Saturday morning, July 3rd, was the only day it rained in Paris for more than five minutes since before the World Cup started. Obviously, this freak thunder storm also coincided with Paris’ Chasse aux Trésors / Treasure Hunt. I say “obviously” because I’d decided to participate this year and, little known fact but my claim to fame, I am a magnet for the rain. The chance of precipitation wherever I live increases on any day that is 1) a weekend 2) when i plan to stay outside for more than 30 minutes. After that, the odds escalate exponentially depending on the significance of the event. If I plan to have a formal picnic on a dirt farm, I’ll be sure to let y’all know so you can run to higher ground and build an ark.
Ten o’clock Saturday morning, I struck out with my team, which consisted of Paris Karin (who also happens to be my fiancée) and Anaïs, my 13-year-old daughter. Anaïs is easy to recognize–she’s the one wearing roller blades in the rain on the marble staircase. Karin’s the one walking behind her thinking of all the possible ways to reformulate the sentiment, “I told you so.” Me? Clearly, I’m the weak link.
The adventure started at the Mairie du Dix-neuvième (City Hall of the 19th district) which is five minutes away from our place. Skirting past the wedding parties filling the lobby like too much icing in a 19th century Twinkie, I discovered the first challenge of the contest was to find out where the registration room is located. Once there, I called Karin because the very smiley volunteers explained that everyone on my team needed to be there. She escorted the roller bladed girl-child through the marble halls, across the rain drenched courtyard, up the marble staircase and into the room where I was all set to fill out any forms or swear to any requisite blood oath, only to find out I’d misunderstood the instructions and the presence of my loved ones was not mandatory, necessary or probably even desired.
Among the literature they thrust at us to get us out of the door were these fake newspapers with clues to the puzzles which we were to follow for the rest of the morning. The basic idea of the day’s events was for us to decipher the enigmas outlined in the paper which, once solved, would lead us across the district to our final objective: the Roses of Jericho that the great flood of 1910 washed out of the Jardin des Plantes. I’d like to take the chance right here and right now to congratulate whoever wrote the English text (Karin and I took the English version, Anaïs took the French one for me to carry around just for fun) because, with all the word games and puns, it had to be different from the original French and still make sense. Great job; the effort was appreciated!

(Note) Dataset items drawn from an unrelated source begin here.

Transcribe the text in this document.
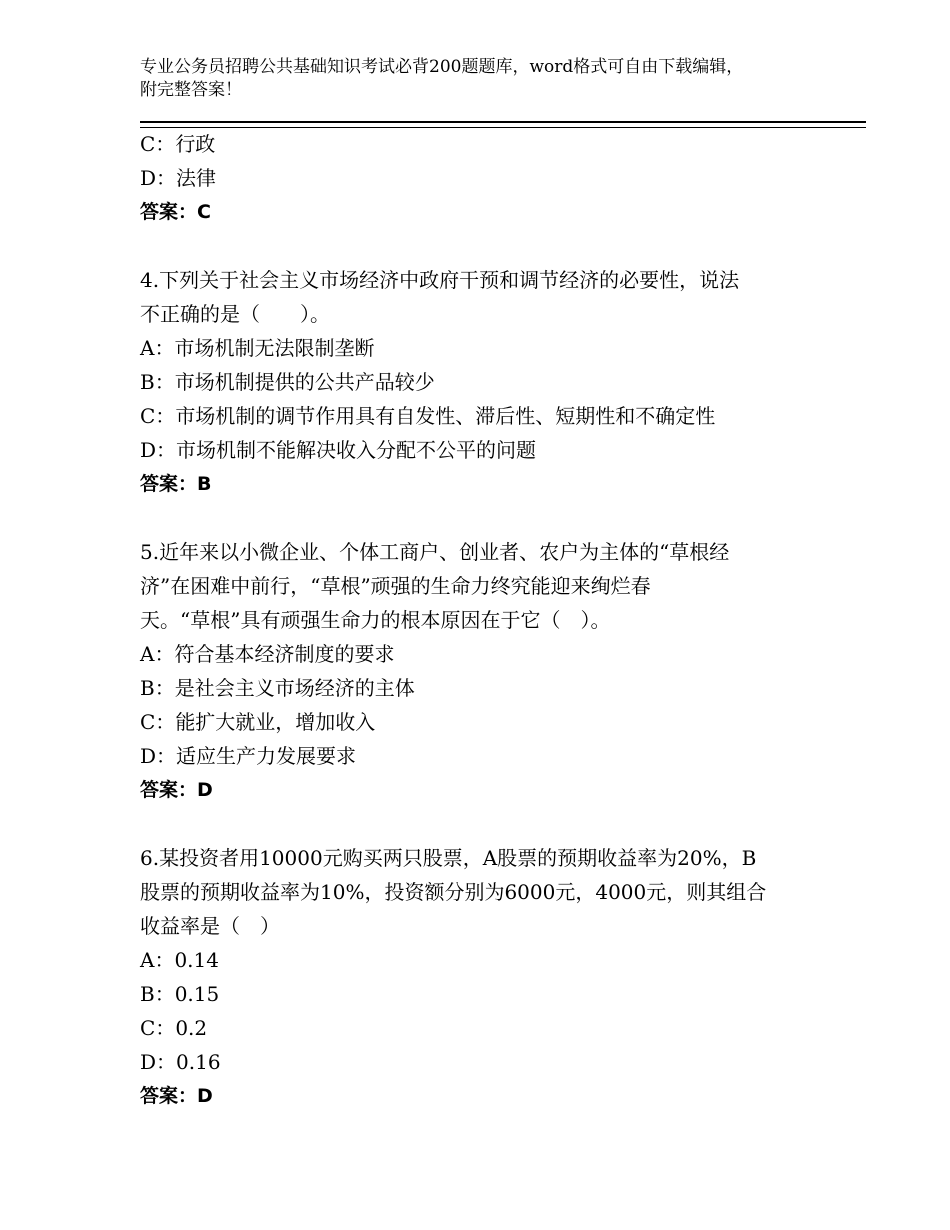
专业公务员招聘公共基础知识考试必背200题题库，word格式可自由下载编辑，
附完整答案！
C：行政
D：法律
答案：C
4.下列关于社会主义市场经济中政府干预和调节经济的必要性，说法
不正确的是（　　）。
A：市场机制无法限制垄断
B：市场机制提供的公共产品较少
C：市场机制的调节作用具有自发性、滞后性、短期性和不确定性
D：市场机制不能解决收入分配不公平的问题
答案：B
5.近年来以小微企业、个体工商户、创业者、农户为主体的“草根经
济”在困难中前行，“草根”顽强的生命力终究能迎来绚烂春
天。“草根”具有顽强生命力的根本原因在于它（　）。
A：符合基本经济制度的要求
B：是社会主义市场经济的主体
C：能扩大就业，增加收入
D：适应生产力发展要求
答案：D
6.某投资者用10000元购买两只股票，A股票的预期收益率为20%，B
股票的预期收益率为10%，投资额分别为6000元，4000元，则其组合
收益率是（　）
A：0.14
B：0.15
C：0.2
D：0.16
答案：D
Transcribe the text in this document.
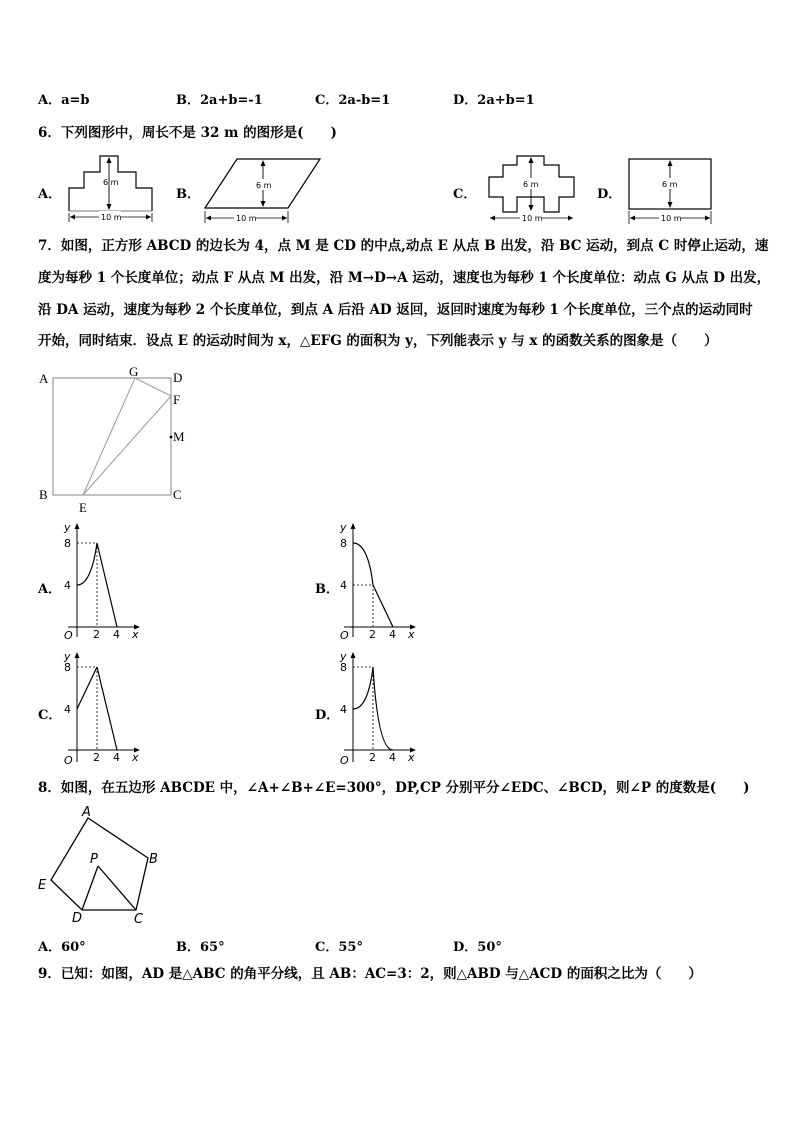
A．a=b	B．2a+b=-1	C．2a-b=1	D．2a+b=1
6．下列图形中，周长不是 32 m 的图形是(　　)
A．
6 m
10 m
B．
6 m
10 m
C．
6 m
10 m
D．
6 m
10 m
7．如图，正方形 ABCD 的边长为 4，点 M 是 CD 的中点,动点 E 从点 B 出发，沿 BC 运动，到点 C 时停止运动，速
度为每秒 1 个长度单位；动点 F 从点 M 出发，沿 M→D→A 运动，速度也为每秒 1 个长度单位：动点 G 从点 D 出发，
沿 DA 运动，速度为每秒 2 个长度单位，到点 A 后沿 AD 返回，返回时速度为每秒 1 个长度单位，三个点的运动同时
开始，同时结束．设点 E 的运动时间为 x，△EFG 的面积为 y，下列能表示 y 与 x 的函数关系的图象是（　　）
A	G	D
F
M
B	C
E
A．
y
8
4
O 2 4 x
B．
y
8
4
O 2 4 x
C．
y
8
4
O 2 4 x
D．
y
8
4
O 2 4 x
8．如图，在五边形 ABCDE 中，∠A+∠B+∠E=300°，DP,CP 分别平分∠EDC、∠BCD，则∠P 的度数是(　　)
A
B
C
D
E
P
A．60°	B．65°	C．55°	D．50°
9．已知：如图，AD 是△ABC 的角平分线，且 AB：AC=3：2，则△ABD 与△ACD 的面积之比为（　　）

We set sail on our two-hour tour that began in the square Armand Carrell, right in front of the City Hall. From there we followed the clues across the street and into the Parc des Buttes Chaumont where we confronted our first–OK, it was the first if you don’t count the rain, the stairs, the city hall–rollerblade obstacle in the form of a hill we had to descend that was so steep Anaïs had to latch onto my backpack to avoid breaking something she might need later. We kept following the indications to an incline that had Mont Blanc aspirations and my offspring had to cling onto Karin to scale the treacherous path.
A few more obstacles like this later and Anaïs was all for switching out the skates for the spare pair of shoes I’d brought along. While we made the change in the rain, I discovered Anaïs hadn’t brought a long a bag to carry the skates like I’d told her to back at my place when I’d insisted that her whole rollerblade folly was a plan concocted by the devil to make my day a living hell. She offered to carry them but seeing her clumsily clutching the dirty skates to her sweater and those soft kitten eyes looking up at me from underneath the brim of her rain soaked cap I knew our fun would end faster than a snowman in the Sahara at noon if I didn’t act, so I wedged the blades into my backpack which immediately doubled in volume and developed interesting new bumps that jutted into my back at vicious angles. Needles to say, this really got Karin’s gloat.
But you know what? From there on out, we had a great time. No, the rain didn’t stop right away, the two-hour walk ran into four hours, one of the shopkeepers supposed to give us a secret code-word didn’t show up to work that day (I kid you not), one of the clues led us to a dead end so I walked into every shop on the rue Lassus asking if they knew anything about the Treasure Hunt until I found the right place and the kind woman asked me, my very American fiancée and my 13-year-old daughter French riddles that soared so far over our heads we couldn’t even hear them whizzing past. (“Je suis Sophie, mais je ne suis pas Sophie. Qui suis-je?” Go figure–and leave any answers in the Comments Section!)
Despite all of these setbacks, we were able to find the treasure. I’m not talking about the dried Rose of Jericho that the volunteers waiting at the end of the adventure forgot to tell us to nourish with the park water Karin had been carrying around for four hours in an Evian bottle we’d pulled from the trash. Nope, the treasure we found kept us smiling even after we settled on the sofa, kicked off our rain drenched shoes and peeled off our soaked socks. The treasure is the memory of the jokes we told, the laughs we had, the places we went, the things we saw, the mysteries we solved and the fun we had even though we had no idea what we were getting ourselves into earlier that morning when we’d strapped on our rollerblades and glided out into the rain.